An address was given.
Lantry noted it with a pad and pencil.
He could go on this way, he thought, from town to town, from country to country, destroying the Burners, the Pillars of Fire, until the whole clean magnificent framework of flame and cauterization was tumbled. He made a fair estimate—each explosion averaged five hundred dead. You could work that up to a hundred thousand in no time.
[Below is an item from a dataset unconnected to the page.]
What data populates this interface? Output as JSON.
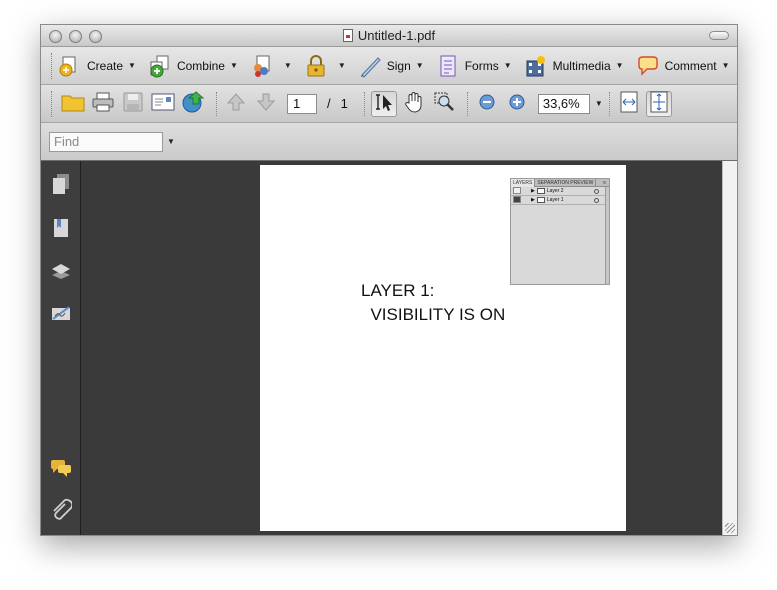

He pressed the floor stud of the beetle. Smiling, he drove off through the dark streets of the city.
The city coroner had requisitioned an old warehouse. From midnight until four in the morning the grey beetles hissed down the rain-shiny streets, turned in, and the bodies were laid out on the cold concrete floors, with white sheets over them. It was a continuous flow until about four-thirty, then it stopped. There were about two hundred bodies there, white and cold.
The bodies were left alone; nobody stayed behind to tend them. There was no use tending the dead; it was a useless procedure; the dead could take care of themselves.
About five o'clock, with a touch of dawn in the east, the first trickle of relatives arrived to identify their sons or their fathers or their mothers or their uncles. The people moved quickly into the warehouse, made the identification, moved quickly out again. By six o'clock, with the sky still lighter in the east, this trickle had passed on, also.
William Lantry walked across the wide wet street and entered the warehouse.
He held a piece of blue chalk in one hand.